Database Seeding Guide¶
Overview¶
Database seeding provides initial data required for the application to function. Dashtam uses idempotent seeders that run automatically after Alembic migrations.
Philosophy: Seeders bootstrap essential data. All subsequent changes are managed through admin APIs (properly audited).
Architecture¶
Directory Structure¶
alembic/
├── env.py # Post-migration hook calls seeders
├── versions/ # Migration files
└── seeds/
├── __init__.py # Exports run_all_seeders()
├── rbac_seeder.py # RBAC policies (F1.1b)
└── ... # Future seeders
Why alembic/seeds/ instead of src/?
- Seeds only run via Alembic (post-migration hook)
- Seeds use raw SQLAlchemy, not application adapters
- Keeps Alembic concerns co-located
- Clean separation from application code
Flow¶
┌─────────────────────────────────────────────────────────────┐
│ Seeding Flow │
├─────────────────────────────────────────────────────────────┤
│ │
│ 1. alembic upgrade head │
│ └── Runs migrations │
│ │ │
│ ↓ │
│ 2. Post-migration hook │
│ └── Calls run_all_seeders() │
│ │ │
│ ↓ │
│ 3. Each seeder runs │
│ └── INSERT ... ON CONFLICT DO NOTHING │
│ │ │
│ ↓ │
│ 4. First run: Data inserted │
│ Subsequent runs: No-op (data exists) │
│ │
└─────────────────────────────────────────────────────────────┘
Implementation¶
Seeder Pattern¶
Each seeder follows this pattern:
# alembic/seeds/example_seeder.py
from sqlalchemy import text
from sqlalchemy.ext.asyncio import AsyncSession
async def seed_example_data(session: AsyncSession) -> None:
"""Seed example data.
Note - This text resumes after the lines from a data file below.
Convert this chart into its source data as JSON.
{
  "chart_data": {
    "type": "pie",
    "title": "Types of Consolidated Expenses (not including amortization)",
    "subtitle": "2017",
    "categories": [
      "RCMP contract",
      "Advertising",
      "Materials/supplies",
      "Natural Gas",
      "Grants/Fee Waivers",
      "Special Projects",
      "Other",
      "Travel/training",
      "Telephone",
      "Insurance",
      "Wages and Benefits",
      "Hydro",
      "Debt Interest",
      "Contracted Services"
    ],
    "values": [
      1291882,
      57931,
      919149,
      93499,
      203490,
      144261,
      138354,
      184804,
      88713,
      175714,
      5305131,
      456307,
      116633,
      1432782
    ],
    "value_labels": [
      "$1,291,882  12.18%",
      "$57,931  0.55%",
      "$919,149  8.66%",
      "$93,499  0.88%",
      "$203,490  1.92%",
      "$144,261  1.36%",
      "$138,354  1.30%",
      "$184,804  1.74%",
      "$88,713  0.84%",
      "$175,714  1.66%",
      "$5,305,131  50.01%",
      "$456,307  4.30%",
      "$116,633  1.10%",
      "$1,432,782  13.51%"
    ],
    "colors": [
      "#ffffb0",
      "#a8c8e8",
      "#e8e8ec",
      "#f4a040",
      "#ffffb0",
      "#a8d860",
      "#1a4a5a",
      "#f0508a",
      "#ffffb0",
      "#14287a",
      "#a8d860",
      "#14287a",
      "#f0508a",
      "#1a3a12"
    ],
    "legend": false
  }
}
Idempotent via ON CONFLICT DO NOTHING.
Note:
After initial seeding, all changes should be managed via
admin APIs (properly audited, authorized).
"""
data = [
{"name": "value1", "config": "setting1"},
{"name": "value2", "config": "setting2"},
]
for item in data:
await session.execute(
text("""
INSERT INTO example_table (name, config)
VALUES (:name, :config)
ON CONFLICT DO NOTHING
"""),
item,
)
Key Points:
ON CONFLICT DO NOTHINGmakes it idempotent- No version tracking needed - seeders are no-ops if data exists
- Document that changes after seeding go through admin APIs
Seeder Runner¶
# alembic/seeds/__init__.py
import structlog
from sqlalchemy.ext.asyncio import AsyncSession
from seeds.provider_seeder import seed_providers
from seeds.rbac_seeder import seed_rbac_policies
logger = structlog.get_logger(__name__)
async def run_all_seeders(session: AsyncSession) -> None:
"""Run all database seeders. Called after Alembic migrations.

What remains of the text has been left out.